A family mini leisure park, with a sports ground and cinema and which will also offer English lessons could open in the town of Sievierodonetsk in Luhansk Oblast. Local entrepreneur Anastasiia Muranova launched a fund-raising campaign to fund the opening of the outdoor activities park after doing a course at the UN Crowdfunding Academy.
Muranova says that Sievierodonetsk, a town that has become home to over 40,000 internally displaced persons, has only three places where people can go for a walk, and no comfortable parks.
“Mothers and their children have to walk for several kilometres in search for a recreation area,” Muranova said. “We want to change that.”
The second issue the projects tackles is the town residents’ lack of knowledge of English.
“A lot of people in our town and regions don’t understand the need to speak foreign languages, and have absolutely no idea of the benefits that come with a knowledge of English,” Muranova said. “The park will encourage town residents to learn the language.”
Muranova herself started learning English when she was a child. She can’t imagine her life without English, and thinks that a lack of knowledge of languages limits people’s opportunities a great deal.
“The most effective way to learn and to keep up a language is to practice it all the time,” believes the entrepreneur. “Learning is like going to the gym or eating.
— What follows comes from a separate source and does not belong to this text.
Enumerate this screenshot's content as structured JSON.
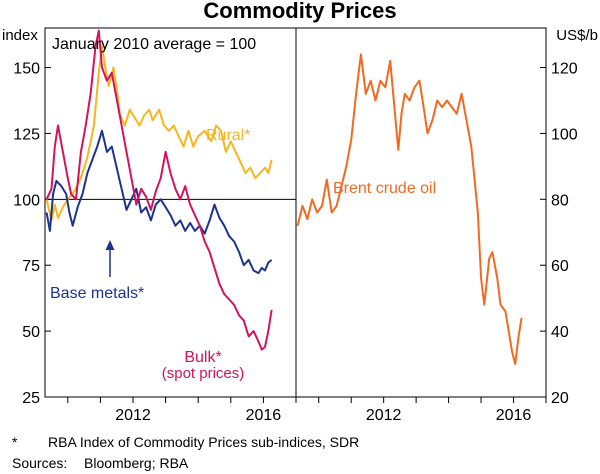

You can’t learn the language once and for all. If you want to be fluent in English, it has to become your lifestyle. Even maintaining the language at a minimum level requires time and effort. Promises like ‘learn English in an hour’ unfortunately don’t work. Creating neural connections is a long and complex process.”
Muranova and her colleagues have plenty of organizational experience – they have already opened three English schools in the oblast.
“This park is not the first dream we have realized, and we have also asked for financial assistance before,” Muranova said. “A while ago we dreamed of creating an unusual school that would give you the impression that you were in London. The financial assistance provided by international institutions, including the UN, enabled us to open three such schools.”
The organizers of the project also want to use the project to remind people that anyone can change things in their community.
“It’s important for us to encourage town residents to be open to other people and the world as a whole, and to teach them to appreciate and create beauty,” people from the project team said. “We also want other people to treat the environment with respect: we sort our rubbish and will teach visitors to do the same.”
Learn more about the project, and support it here.
Since 2015 about 650 enterprises have been created or developed throughout Ukraine within the UN Recovery and Peacebuilding Programme, mainly in Donetsk and Luhansk oblasts. As a result, around 3,300 new jobs have been created. In addition, some 6,600 people were provided with support in the form of free training, consulting and support for exhibition activities.
The UN Recovery and Peacebuilding Programme is being implemented by four United Nations agencies: the United Nations Development Programme (UNDP), the UN Entity for Gender Equality and the Empowerment of Women (UN Women), the United Nations Population Fund (UNFPA) and the Food and Agriculture Organization of the United Nations (FAO). The Programme is supported by eleven international partners: the European Union, the European Investment Bank and the governments of Canada, Denmark, Japan, the Netherlands, Norway, Poland, Great Britain, Sweden and Switzerland.